Manganese Tears, Tim O’Leary The design is standard for Poetry Salzburg pamphlets. The jacket is divided almost in two, with a diagonal divide starting a couple of inches down from the left hand corner and terminating a couple of inches up from the right. The lower section is royal blue and contains no text or graphics. The author's name and pamphlet title are in small caps (same size for both) in the top section, which is white. The author's same, left justified, is in the same colour as the blue section. The pamphlet title, right justified, is below that and is in black. Small black oblongs (top left and bottom right) hold information about the imprint in tiny white lower-case letters.

Poetry Salzburg, 2018    £4.00 

The uneasy reality of relationships

Manganese is an essential element. By joining this mineral to human tears in the title, the poet makes clear that sorrow is a necessary expression of what it is to be human.

This controlled collection explores grief and the complexity of human relationships. It seems that these relationships are very personal, but whether autobiographical or not, the work resonates with deep, often difficult emotions.

The first half of the pamphlet focuses on the decline and death of the narrator’s mother. There is no easy route to some misremembered idyll. Instead, the poet grapples with ambivalence over the role of carer. In ‘Home Visit’ he writes about ‘the draught of my arrival / after these ten years.’ How are we to view this woman, whom they hug as a ‘weathered bone pouch’?

In ‘Walking to the Bridge’, we see the harsh reality of her final stages:

as every moment withers
in this dumbing of her days.

And there are hints in ‘The Birthplace’ that hers was a life not fully lived: ‘the edge of your tone should’ve shown me / you had no inkling how you might’ve been treasured.’

There is tenderness, too, such as in ‘The Wakeless Earth’ which describes her burial:

I give you up to winter,
to snowflake and dew

However, this poem ends with ‘as promises kept to bow to you now — / my sorrow is no more for kin to claim.’ And so the reader is left with the speaker’s melancholic sense of duty, and his regret at having not enjoyed a happier rapport.
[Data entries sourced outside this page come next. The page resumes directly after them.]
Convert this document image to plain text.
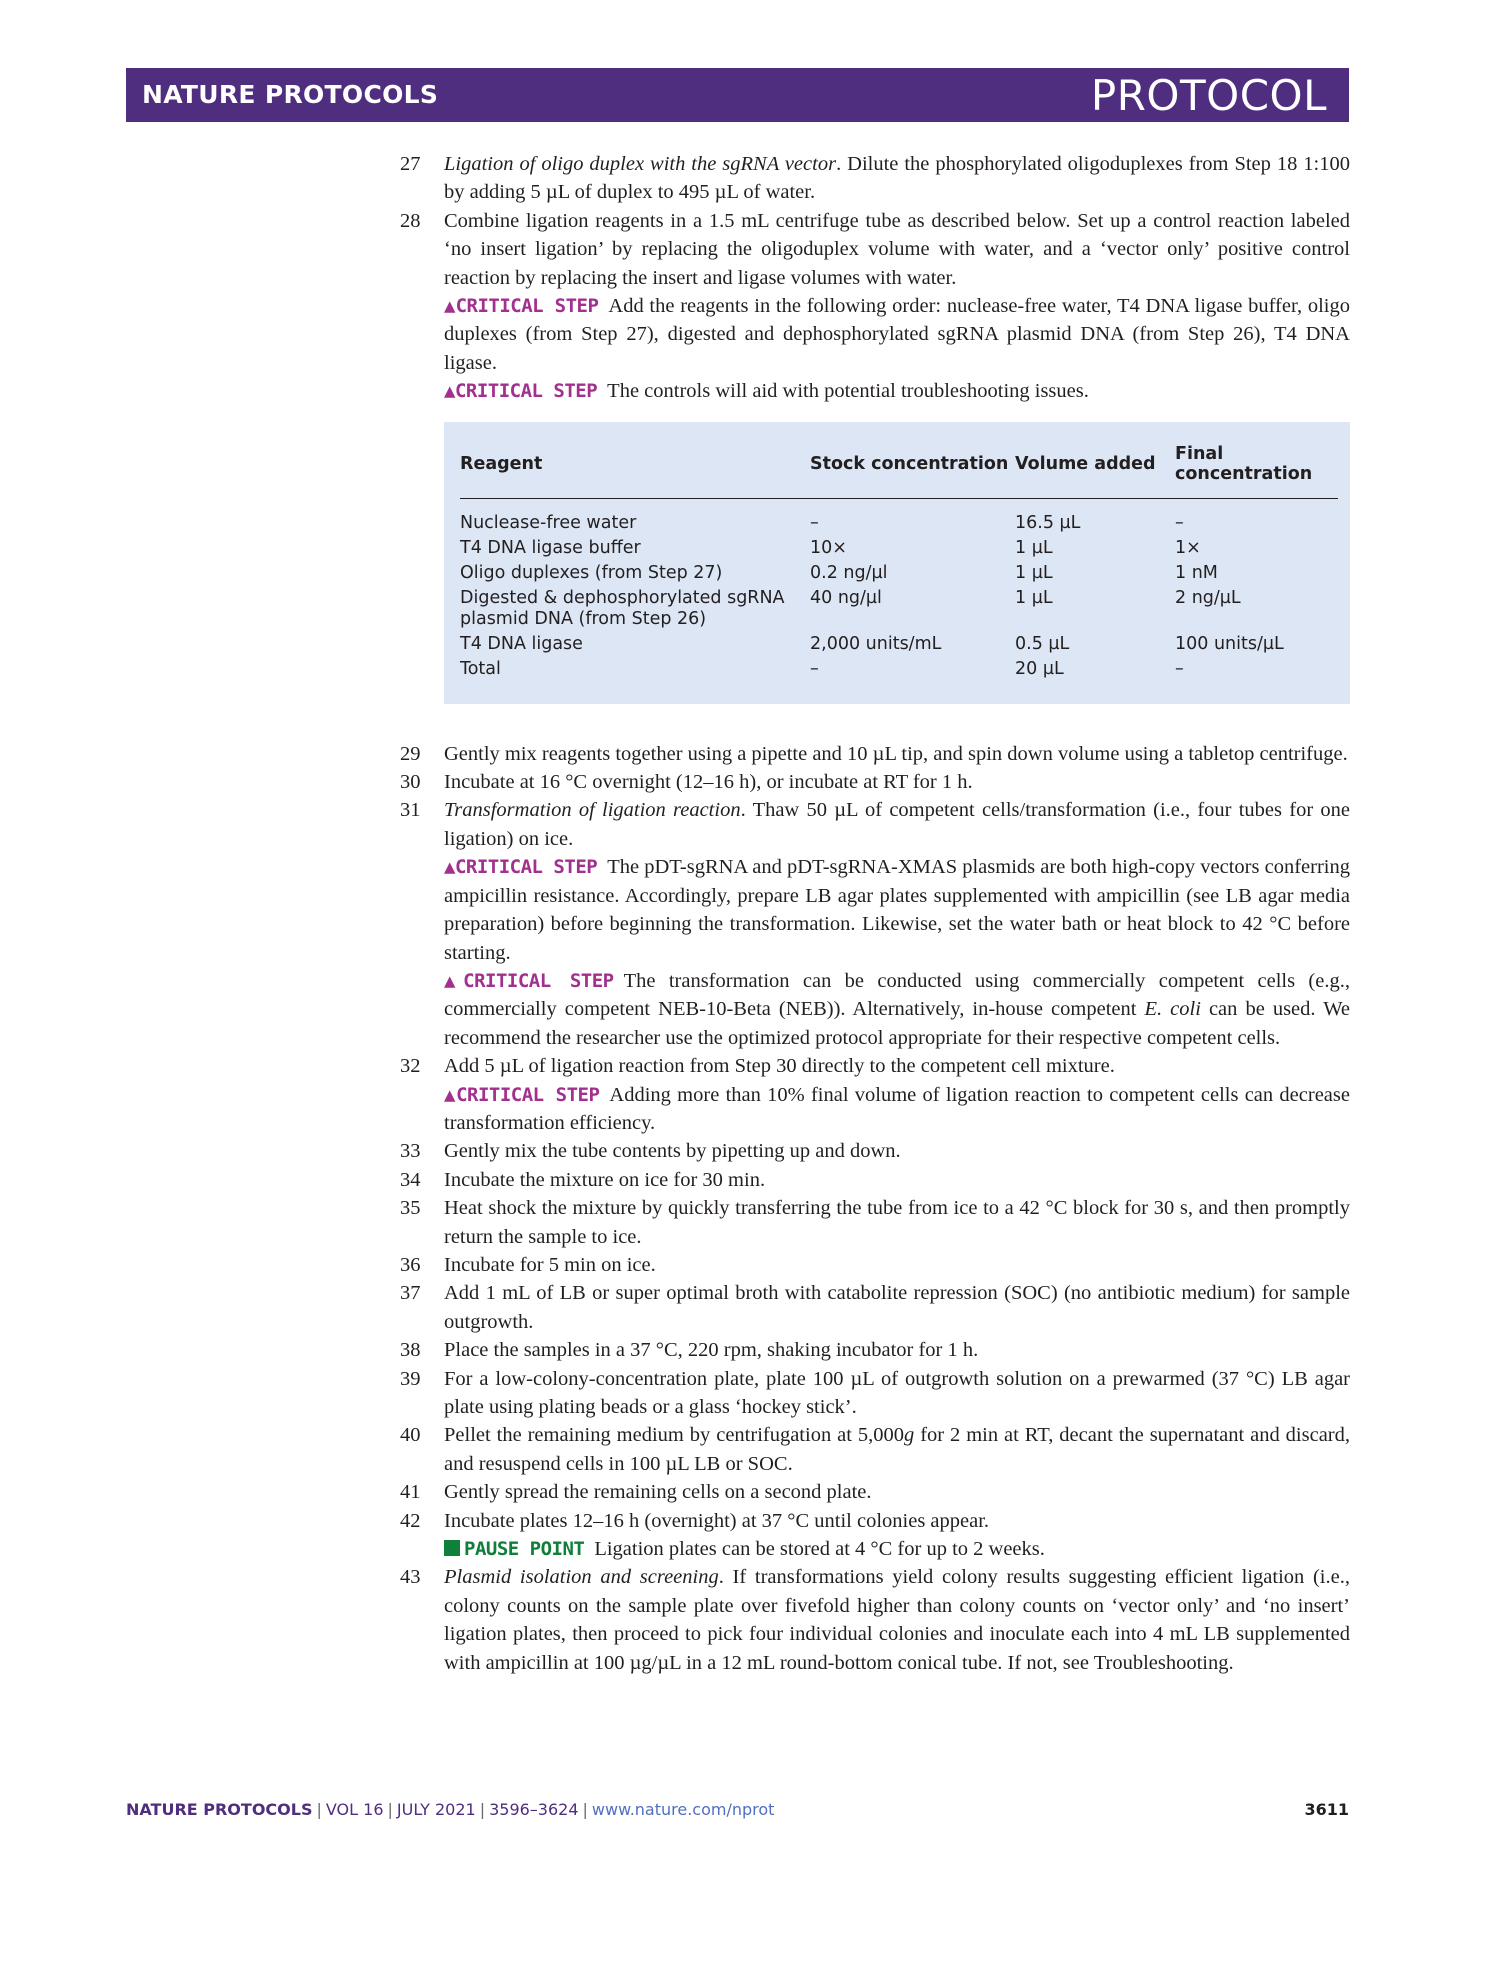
NATURE PROTOCOLS	PROTOCOL
27 Ligation of oligo duplex with the sgRNA vector. Dilute the phosphorylated oligoduplexes from Step 18 1:100 by adding 5 µL of duplex to 495 µL of water.
28 Combine ligation reagents in a 1.5 mL centrifuge tube as described below. Set up a control reaction labeled ‘no insert ligation’ by replacing the oligoduplex volume with water, and a ‘vector only’ positive control reaction by replacing the insert and ligase volumes with water.
▲CRITICAL STEP Add the reagents in the following order: nuclease-free water, T4 DNA ligase buffer, oligo duplexes (from Step 27), digested and dephosphorylated sgRNA plasmid DNA (from Step 26), T4 DNA ligase.
▲CRITICAL STEP The controls will aid with potential troubleshooting issues.
Reagent	Stock concentration	Volume added	Final concentration
Nuclease-free water	–	16.5 µL	–
T4 DNA ligase buffer	10×	1 µL	1×
Oligo duplexes (from Step 27)	0.2 ng/µl	1 µL	1 nM
Digested & dephosphorylated sgRNA plasmid DNA (from Step 26)	40 ng/µl	1 µL	2 ng/µL
T4 DNA ligase	2,000 units/mL	0.5 µL	100 units/µL
Total	–	20 µL	–
29 Gently mix reagents together using a pipette and 10 µL tip, and spin down volume using a tabletop centrifuge.
30 Incubate at 16 °C overnight (12–16 h), or incubate at RT for 1 h.
31 Transformation of ligation reaction. Thaw 50 µL of competent cells/transformation (i.e., four tubes for one ligation) on ice.
▲CRITICAL STEP The pDT-sgRNA and pDT-sgRNA-XMAS plasmids are both high-copy vectors conferring ampicillin resistance. Accordingly, prepare LB agar plates supplemented with ampicillin (see LB agar media preparation) before beginning the transformation. Likewise, set the water bath or heat block to 42 °C before starting.
▲CRITICAL STEP The transformation can be conducted using commercially competent cells (e.g., commercially competent NEB-10-Beta (NEB)). Alternatively, in-house competent E. coli can be used. We recommend the researcher use the optimized protocol appropriate for their respective competent cells.
32 Add 5 µL of ligation reaction from Step 30 directly to the competent cell mixture.
▲CRITICAL STEP Adding more than 10% final volume of ligation reaction to competent cells can decrease transformation efficiency.
33 Gently mix the tube contents by pipetting up and down.
34 Incubate the mixture on ice for 30 min.
35 Heat shock the mixture by quickly transferring the tube from ice to a 42 °C block for 30 s, and then promptly return the sample to ice.
36 Incubate for 5 min on ice.
37 Add 1 mL of LB or super optimal broth with catabolite repression (SOC) (no antibiotic medium) for sample outgrowth.
38 Place the samples in a 37 °C, 220 rpm, shaking incubator for 1 h.
39 For a low-colony-concentration plate, plate 100 µL of outgrowth solution on a prewarmed (37 °C) LB agar plate using plating beads or a glass ‘hockey stick’.
40 Pellet the remaining medium by centrifugation at 5,000g for 2 min at RT, decant the supernatant and discard, and resuspend cells in 100 µL LB or SOC.
41 Gently spread the remaining cells on a second plate.
42 Incubate plates 12–16 h (overnight) at 37 °C until colonies appear.
PAUSE POINT Ligation plates can be stored at 4 °C for up to 2 weeks.
43 Plasmid isolation and screening. If transformations yield colony results suggesting efficient ligation (i.e., colony counts on the sample plate over fivefold higher than colony counts on ‘vector only’ and ‘no insert’ ligation plates, then proceed to pick four individual colonies and inoculate each into 4 mL LB supplemented with ampicillin at 100 µg/µL in a 12 mL round-bottom conical tube. If not, see Troubleshooting.
NATURE PROTOCOLS | VOL 16 | JULY 2021 | 3596–3624 | www.nature.com/nprot	3611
The second half of the pamphlet deals with other relationships, many taking place overseas, in Greece and Italy. The poet evokes a vivid sense of place with richly detailed descriptions, such as (in ‘Caveat’) ‘the sharp scent of goat-browsed wild rosemary’.

There are glimmers of quiet humour and gentleness, and so as a whole, I was left with a sense of a complete person rather than anyone two-dimensional. I welcomed this thoughtful exploration of problematic truth.